A zed bootstrap verify run is expected to catch every silent fatal before it becomes loud. Fingerprint matches file contents. File mode unchanged. Archive directory retention within policy. Paired Probnik devices respond to a ping. Each Shamir share independently retrievable. If any of these fail, the verify run prints the operator’s next action, not a stack trace.

Coda

The Mac on the desk is still asking where Time Machine has gone. The TrueNAS jail is still serving it. The design described above will not, in any foreseeable near term, be written. The fourteen person-months are not in the budget, and the market for opinionated FreeBSD-first Mac-focused NAS with first-class BEAM operator UX is, at the most generous estimate, six people.

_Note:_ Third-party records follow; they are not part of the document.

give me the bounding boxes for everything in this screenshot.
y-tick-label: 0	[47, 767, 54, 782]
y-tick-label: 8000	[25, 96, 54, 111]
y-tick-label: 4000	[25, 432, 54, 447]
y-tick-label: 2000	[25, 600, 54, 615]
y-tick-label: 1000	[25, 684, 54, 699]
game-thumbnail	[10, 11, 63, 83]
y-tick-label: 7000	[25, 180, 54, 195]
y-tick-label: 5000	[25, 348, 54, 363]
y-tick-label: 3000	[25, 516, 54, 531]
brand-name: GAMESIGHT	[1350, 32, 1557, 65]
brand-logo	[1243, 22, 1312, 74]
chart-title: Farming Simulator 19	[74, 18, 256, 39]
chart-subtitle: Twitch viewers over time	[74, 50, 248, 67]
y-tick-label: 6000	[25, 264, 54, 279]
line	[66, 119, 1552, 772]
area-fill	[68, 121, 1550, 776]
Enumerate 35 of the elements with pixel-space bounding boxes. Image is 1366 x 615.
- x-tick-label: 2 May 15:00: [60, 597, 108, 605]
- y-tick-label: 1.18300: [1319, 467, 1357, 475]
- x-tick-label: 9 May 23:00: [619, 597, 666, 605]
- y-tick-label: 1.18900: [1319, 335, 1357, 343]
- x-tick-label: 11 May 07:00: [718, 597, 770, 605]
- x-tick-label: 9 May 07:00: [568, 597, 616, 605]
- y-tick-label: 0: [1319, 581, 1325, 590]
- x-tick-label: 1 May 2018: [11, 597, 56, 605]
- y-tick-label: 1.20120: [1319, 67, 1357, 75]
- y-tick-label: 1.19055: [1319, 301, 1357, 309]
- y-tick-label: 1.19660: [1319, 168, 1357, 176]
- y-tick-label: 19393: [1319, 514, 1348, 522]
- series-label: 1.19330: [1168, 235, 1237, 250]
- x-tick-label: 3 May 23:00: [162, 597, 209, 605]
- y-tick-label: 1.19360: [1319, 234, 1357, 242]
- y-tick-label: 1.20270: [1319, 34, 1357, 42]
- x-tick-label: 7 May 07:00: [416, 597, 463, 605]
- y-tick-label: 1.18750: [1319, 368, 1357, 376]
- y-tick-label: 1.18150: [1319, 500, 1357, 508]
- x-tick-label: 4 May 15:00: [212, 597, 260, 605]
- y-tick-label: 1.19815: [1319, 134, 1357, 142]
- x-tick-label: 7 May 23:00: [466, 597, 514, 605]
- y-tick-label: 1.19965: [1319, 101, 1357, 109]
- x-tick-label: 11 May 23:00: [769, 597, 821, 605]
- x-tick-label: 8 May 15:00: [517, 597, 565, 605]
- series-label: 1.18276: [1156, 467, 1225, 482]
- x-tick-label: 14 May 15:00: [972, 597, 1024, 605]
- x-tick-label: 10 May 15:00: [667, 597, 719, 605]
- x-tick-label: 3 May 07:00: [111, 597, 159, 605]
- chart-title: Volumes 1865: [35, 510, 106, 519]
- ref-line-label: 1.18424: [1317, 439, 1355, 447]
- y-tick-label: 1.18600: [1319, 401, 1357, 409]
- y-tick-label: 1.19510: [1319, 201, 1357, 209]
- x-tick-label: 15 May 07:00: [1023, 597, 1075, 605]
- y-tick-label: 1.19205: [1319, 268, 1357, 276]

The memo is marked probably not, and it will stay marked.

Probably not is not the same as no. The design document exists. Its ideas propagate backward into the tools I actually am writing. zed already uses the ZFS-properties-as-database pattern; the secret-metadata extension is a few more property namespaces. The QR admin-login flow, once you have probnik_qr as a dependency, is a couple of days of integration work regardless of whether it goes in a NAS or in anything else. The Shamir module, written for this imaginary NAS, is a hundred lines of Elixir that would be useful in any multi-device BEAM operator console that ever gets built.

The value of designing a thing you will not build is that it produces a set of answers to questions you would otherwise have to answer later, under pressure, with other constraints in your mind. ZFS user properties as a metadata backbone is now a decision I have made, rather than a thing I might do. The QR pairing flow is a shape I now reach for when I think about first-contact with a new BEAM service. The seven ways to lose one’s keys is a list I will consult the next time I design any system that holds credentials. The thing I never built has told me how to build the things I actually will.

The Mac, for its part, does not care. It asks where the Time Machine volume has gone, I click the icon, Samba returns the volume, the backup proceeds, and several hundred thousand lines of Python between the request and the disks continue to do their work. The disks, Hitchens-like, remain unimpressed by any of this. They turn, as they have always turned, without opinion on the matter.


This post is drawn from two internal design memos — Secret Plan I (install-time bootstrap and three-tier ZFS storage) and Secret Plan II (Probnik Vault extension, three modes, Shamir in-tree) — both shelved under “probably not.” The zed deploy tool is at github.com/borodark/zed and is real. probnik_qr is at github.com/borodark/probnik_qr and is also real. The NAS that sits between them exists only on paper, and on the shelf marked “probably not,” which is where I have learned to keep the good ideas that I will not be permitted to build this year.